Jane and Mary sat side by side speaking about their special mother-daughter bond during a virtual meeting of a Catholic Mom’s Group Jan. 14 in the Archdiocese of Toronto. Dorothy Pilarski, a writer, communications professional and radio host who founded the group in Toronto, led a Zoom Q&A with the Wagners while also sharing questions from the audience of Catholic mothers.

Mary, 46, has essentially spent some six years of her life in prison in Toronto or Vancouver because of her continued willingness to defy the “bubble-zone” laws — anti-abortion protests within a 50-metre radius of health-care centres are illegal.

She walks into abortion clinics and calmly counsels women with alternative options to terminating the child in their womb, sharing red or white roses and pamphlets with each woman to whom she speaks.

Her most recent arrest was just before Easter in 2019 at the Everywoman’s Health Centre in Vancouver.

The sacrifices Mary has made, including numerous Christmas and Easter celebrations imprisoned and away from family, can be credited to the example set by Jane and her father, Frank. The seminar afforded Mary a platform to talk about Jane’s motherhood and her upbringing.

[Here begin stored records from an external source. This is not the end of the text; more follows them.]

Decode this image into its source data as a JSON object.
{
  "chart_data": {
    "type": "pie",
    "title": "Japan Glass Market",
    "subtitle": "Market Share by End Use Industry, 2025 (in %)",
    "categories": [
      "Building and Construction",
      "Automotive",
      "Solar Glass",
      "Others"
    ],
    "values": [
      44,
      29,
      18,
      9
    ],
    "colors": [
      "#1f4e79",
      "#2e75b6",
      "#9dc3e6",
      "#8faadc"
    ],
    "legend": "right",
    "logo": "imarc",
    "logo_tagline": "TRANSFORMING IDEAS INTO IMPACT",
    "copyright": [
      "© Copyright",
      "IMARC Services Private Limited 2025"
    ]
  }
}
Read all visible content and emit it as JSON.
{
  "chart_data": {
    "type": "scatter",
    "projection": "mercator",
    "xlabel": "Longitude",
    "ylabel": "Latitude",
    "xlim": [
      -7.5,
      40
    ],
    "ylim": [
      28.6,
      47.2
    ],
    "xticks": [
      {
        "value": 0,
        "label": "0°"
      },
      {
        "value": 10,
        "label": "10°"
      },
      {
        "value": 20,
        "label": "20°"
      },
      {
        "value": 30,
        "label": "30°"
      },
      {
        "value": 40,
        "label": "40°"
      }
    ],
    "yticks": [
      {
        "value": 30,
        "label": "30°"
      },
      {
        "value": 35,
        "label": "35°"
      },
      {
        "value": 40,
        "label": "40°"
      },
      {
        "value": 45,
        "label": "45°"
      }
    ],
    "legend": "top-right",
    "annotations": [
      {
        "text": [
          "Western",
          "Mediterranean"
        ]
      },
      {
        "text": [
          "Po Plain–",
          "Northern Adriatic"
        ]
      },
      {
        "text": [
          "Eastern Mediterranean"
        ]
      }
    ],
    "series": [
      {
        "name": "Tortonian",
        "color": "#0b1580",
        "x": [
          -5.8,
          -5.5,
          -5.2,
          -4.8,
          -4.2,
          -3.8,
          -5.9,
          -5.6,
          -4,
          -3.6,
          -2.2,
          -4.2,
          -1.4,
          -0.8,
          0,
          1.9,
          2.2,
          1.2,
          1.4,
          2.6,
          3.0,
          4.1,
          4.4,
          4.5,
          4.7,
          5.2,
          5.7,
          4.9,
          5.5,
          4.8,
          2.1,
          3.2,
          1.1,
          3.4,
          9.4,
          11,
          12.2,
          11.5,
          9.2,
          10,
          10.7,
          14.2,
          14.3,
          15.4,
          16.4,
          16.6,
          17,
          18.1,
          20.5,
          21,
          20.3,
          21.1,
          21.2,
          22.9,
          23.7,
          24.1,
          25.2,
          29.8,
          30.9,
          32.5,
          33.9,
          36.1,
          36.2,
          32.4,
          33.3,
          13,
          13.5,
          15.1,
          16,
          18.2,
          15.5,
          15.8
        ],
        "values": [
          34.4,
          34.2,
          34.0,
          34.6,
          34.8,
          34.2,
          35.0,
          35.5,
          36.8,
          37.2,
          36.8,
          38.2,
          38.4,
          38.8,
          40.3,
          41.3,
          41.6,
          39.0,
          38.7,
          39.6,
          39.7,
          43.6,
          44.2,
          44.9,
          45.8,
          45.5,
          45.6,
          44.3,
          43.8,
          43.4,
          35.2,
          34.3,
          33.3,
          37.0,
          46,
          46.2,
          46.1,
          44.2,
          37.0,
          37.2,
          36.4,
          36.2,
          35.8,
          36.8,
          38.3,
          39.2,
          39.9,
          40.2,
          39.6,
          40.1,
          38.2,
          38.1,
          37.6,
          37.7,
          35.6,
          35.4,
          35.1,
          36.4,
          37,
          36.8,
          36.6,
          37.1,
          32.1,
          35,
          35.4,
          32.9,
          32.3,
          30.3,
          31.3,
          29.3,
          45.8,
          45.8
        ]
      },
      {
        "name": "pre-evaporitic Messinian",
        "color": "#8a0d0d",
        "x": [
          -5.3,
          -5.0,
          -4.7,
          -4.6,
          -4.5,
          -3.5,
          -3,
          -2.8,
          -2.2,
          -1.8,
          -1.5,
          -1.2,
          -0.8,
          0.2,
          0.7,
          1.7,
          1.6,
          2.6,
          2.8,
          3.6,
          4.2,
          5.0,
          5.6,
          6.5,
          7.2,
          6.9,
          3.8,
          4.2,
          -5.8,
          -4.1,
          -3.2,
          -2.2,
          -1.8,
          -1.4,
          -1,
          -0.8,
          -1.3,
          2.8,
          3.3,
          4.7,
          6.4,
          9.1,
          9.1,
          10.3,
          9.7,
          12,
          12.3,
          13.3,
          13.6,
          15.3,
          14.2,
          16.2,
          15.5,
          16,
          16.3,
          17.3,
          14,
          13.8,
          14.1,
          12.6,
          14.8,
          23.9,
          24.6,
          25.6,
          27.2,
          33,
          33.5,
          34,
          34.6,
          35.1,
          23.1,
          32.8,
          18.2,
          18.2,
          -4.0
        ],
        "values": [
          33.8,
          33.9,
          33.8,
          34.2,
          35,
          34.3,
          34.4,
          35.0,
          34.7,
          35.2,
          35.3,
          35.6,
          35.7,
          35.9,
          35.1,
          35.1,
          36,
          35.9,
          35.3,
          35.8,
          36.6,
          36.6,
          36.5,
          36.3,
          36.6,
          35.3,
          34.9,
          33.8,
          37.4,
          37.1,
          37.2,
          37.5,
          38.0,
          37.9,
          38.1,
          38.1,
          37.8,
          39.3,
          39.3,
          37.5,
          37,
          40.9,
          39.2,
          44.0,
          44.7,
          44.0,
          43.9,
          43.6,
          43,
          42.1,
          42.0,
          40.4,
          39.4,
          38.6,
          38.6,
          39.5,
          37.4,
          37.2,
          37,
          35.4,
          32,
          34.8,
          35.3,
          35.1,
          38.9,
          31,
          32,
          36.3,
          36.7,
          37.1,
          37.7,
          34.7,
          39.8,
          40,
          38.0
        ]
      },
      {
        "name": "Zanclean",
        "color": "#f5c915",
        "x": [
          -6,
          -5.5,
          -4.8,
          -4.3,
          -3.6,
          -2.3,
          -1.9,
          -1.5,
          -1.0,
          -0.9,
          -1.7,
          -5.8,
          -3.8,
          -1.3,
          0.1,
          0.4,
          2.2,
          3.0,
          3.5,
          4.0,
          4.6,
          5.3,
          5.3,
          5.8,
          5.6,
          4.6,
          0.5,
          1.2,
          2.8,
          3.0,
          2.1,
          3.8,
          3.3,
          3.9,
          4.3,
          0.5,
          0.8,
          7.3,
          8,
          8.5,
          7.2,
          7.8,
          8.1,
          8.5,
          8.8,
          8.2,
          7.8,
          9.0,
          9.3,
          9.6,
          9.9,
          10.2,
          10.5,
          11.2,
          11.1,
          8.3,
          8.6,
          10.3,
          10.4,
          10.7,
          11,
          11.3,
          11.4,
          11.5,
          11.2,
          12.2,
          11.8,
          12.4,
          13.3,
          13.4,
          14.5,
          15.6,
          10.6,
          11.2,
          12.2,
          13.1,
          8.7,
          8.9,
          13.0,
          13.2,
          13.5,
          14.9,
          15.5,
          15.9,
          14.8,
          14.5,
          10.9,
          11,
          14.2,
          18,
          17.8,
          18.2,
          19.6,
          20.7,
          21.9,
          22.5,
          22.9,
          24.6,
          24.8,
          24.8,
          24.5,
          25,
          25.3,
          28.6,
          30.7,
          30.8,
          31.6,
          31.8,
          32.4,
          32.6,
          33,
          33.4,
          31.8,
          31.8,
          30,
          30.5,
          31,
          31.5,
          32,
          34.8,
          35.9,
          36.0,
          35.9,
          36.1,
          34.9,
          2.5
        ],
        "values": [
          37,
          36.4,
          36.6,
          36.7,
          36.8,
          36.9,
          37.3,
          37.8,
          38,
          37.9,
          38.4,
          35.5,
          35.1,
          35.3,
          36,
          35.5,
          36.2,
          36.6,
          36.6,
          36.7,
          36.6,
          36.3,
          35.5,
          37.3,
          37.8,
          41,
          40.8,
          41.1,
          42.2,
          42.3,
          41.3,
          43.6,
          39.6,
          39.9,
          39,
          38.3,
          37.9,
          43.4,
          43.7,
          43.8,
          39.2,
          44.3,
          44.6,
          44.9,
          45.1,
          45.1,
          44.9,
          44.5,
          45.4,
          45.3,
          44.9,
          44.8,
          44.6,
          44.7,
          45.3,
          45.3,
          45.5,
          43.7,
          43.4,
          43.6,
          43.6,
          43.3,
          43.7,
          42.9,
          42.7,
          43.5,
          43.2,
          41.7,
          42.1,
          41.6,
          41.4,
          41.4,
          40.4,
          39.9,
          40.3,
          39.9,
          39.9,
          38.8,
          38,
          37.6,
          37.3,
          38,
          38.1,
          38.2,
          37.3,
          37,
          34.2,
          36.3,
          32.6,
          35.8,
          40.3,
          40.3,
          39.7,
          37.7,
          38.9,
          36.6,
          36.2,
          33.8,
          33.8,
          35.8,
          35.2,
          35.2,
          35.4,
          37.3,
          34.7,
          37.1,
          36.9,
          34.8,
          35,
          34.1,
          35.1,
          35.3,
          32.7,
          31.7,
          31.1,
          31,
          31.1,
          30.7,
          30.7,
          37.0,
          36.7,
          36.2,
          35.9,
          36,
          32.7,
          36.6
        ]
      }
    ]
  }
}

Mary said one of the greatest gifts given to her and her siblings by her parents was a passion towards the concept of adoption.

“I remember that the idea of adopting a child was something that excited my siblings and I long before my parents decided to adopt,” said Mary. “From early on the seeds were planted about openness to others. This had a really profound impact on me along with their lesson to put Jesus first.”

Jane and Frank have raised seven biological children, five adopted children and four foster children. Pilarski opened the seminar by asking Jane about her eye-opening experience towards adoption while she and Frank were stationed in Africa where he taught at a polytechnic institute.

“We were eating on the beach and this two-and-a-half year old boy came up and he was wearing a rag and he showed all the symptoms of protein deficiency. He was looking not at us but at our food. It was a turning moment for me. This was a boy who had nothing — literally nothing. Of course, we gave him everything we had,” said Jane.

“I said, ‘Frank, we have to do something.’ He said, ‘what can we do?’ And I said, ‘maybe we could adopt him.’ He said we can look into it as we watched the boy down the beach having a swarm of kids descend on him and take everything he had. They were hungry too.”

While Frank and Jane were unsuccessful in adopting the children she encountered that day, the couple returned home determined to open their home to children.

Jane concluded the seminar by urging mothers to carry out the sacred gift and duty given to them by God.

“What is most precious in your life, you devote yourself to. A child, a gift from God like that is so irreplaceable and priceless that you do have a duty to be there and safeguard that child, and lead them toward God.”